A federal judge is doing what she can to calm us down.

“Be kind to one another in this most stressful of times,” U.S. District Judge Amy Totenberg of the Northern District of Georgia said in the final paragraph of a three-page order detailing new procedures and extended deadlines “based on the emergency public health and safety conditions posed by the outbreak of the Coronavirus 2019 (COVID-19) disease.”

Totenberg’s order comes as the number of people sick or dead in the global pandemic multiplies daily, and the lucky ones scramble to secure supplies and organize for a long period of working remotely or otherwise isolating with families—including children who suddenly have to home school. All are learning new words. Social distancing. Flattening the curve. Controlling the spread.

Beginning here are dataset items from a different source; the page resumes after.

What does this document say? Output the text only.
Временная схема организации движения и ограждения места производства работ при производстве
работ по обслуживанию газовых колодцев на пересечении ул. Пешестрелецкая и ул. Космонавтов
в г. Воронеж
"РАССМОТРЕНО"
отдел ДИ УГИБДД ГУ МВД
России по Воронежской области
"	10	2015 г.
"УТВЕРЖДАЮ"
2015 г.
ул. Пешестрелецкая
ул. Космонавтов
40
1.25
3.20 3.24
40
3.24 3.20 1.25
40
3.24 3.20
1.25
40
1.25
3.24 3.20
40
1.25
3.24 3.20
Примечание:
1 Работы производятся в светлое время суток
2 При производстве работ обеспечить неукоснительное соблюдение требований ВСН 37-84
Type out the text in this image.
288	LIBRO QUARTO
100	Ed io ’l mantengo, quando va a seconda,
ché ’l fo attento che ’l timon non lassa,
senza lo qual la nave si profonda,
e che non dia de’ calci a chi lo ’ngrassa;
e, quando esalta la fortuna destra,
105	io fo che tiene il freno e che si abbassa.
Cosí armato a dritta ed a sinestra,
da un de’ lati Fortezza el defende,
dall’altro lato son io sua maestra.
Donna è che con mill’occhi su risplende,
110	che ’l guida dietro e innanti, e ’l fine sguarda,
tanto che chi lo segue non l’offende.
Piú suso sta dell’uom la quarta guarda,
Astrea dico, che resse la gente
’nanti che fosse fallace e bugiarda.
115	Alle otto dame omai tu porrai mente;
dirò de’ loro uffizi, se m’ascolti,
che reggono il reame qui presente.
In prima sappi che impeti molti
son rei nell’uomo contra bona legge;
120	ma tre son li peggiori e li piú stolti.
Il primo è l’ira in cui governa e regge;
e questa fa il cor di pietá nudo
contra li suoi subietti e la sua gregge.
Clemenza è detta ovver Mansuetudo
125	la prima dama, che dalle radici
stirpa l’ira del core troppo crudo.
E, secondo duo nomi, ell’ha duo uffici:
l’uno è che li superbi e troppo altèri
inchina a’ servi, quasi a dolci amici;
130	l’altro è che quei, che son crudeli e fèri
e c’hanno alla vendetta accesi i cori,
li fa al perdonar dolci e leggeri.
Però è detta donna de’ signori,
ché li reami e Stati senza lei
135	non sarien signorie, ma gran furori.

The judge’s picture may look familiar to those familiar with the work of longtime NPR U.S. Supreme Court correspondent Nina Totenberg. They are sisters.

At Amy Totenberg’s court, Chief Judge Thomas Thrash has suspended all jury trials and accompanying trial deadlines for 30 days. He has said no jurors will be summoned for civil or criminal jury trials in any division in the district—including Rome, Gainesvill, and Newnan—for 30 days. All grand jury proceedings are also suspended.

Georgia Supreme Court Chief Justice Harold Melton declared a statewide judicial emergency, effective immediately, due to the spread of the coronavirus throughout Georgia “and the potential infection of those who work in or are required to appear in our courts.” Melton’s order came on Saturday following Gov. Brian Kemp’s declaration of state of emergency and a day after multiple local chief judges made similar declarations in their circuits.

Melton’s order stated that courts “should remain open to address essential functions, and in particular courts should give priority to matters defined as those necessary to protect health, safety, and liberty of individuals.”

Totenberg’s order detailed her working routine during the next month.

“My chambers will continue to operate, work, and handle all civil and criminal matters,” Totenberg said. “At least for the next 30 days, I will not conduct in-person hearings in civil cases absent exceptional circumstances or a properly supported request for time sensitive injunctive relief requiring an evidentiary presentation. To the extent feasible, the Court will handle all hearings required by phone or video.”

Discovery time is extended by 30 days in all cases, unless other arrangements have been made, she said. The instructions include where to drop off courtesy copies of documents while the courts are partially shut down. She directed attorneys to abide by her standing orders for handling discovery disputes.

She added the “be kind” directive to the end of her order.

“Remember to maintain your perspective about legal disputes, given the larger life challenges now besetting our communities and world,” Totenberg said. “Good luck to one and all.”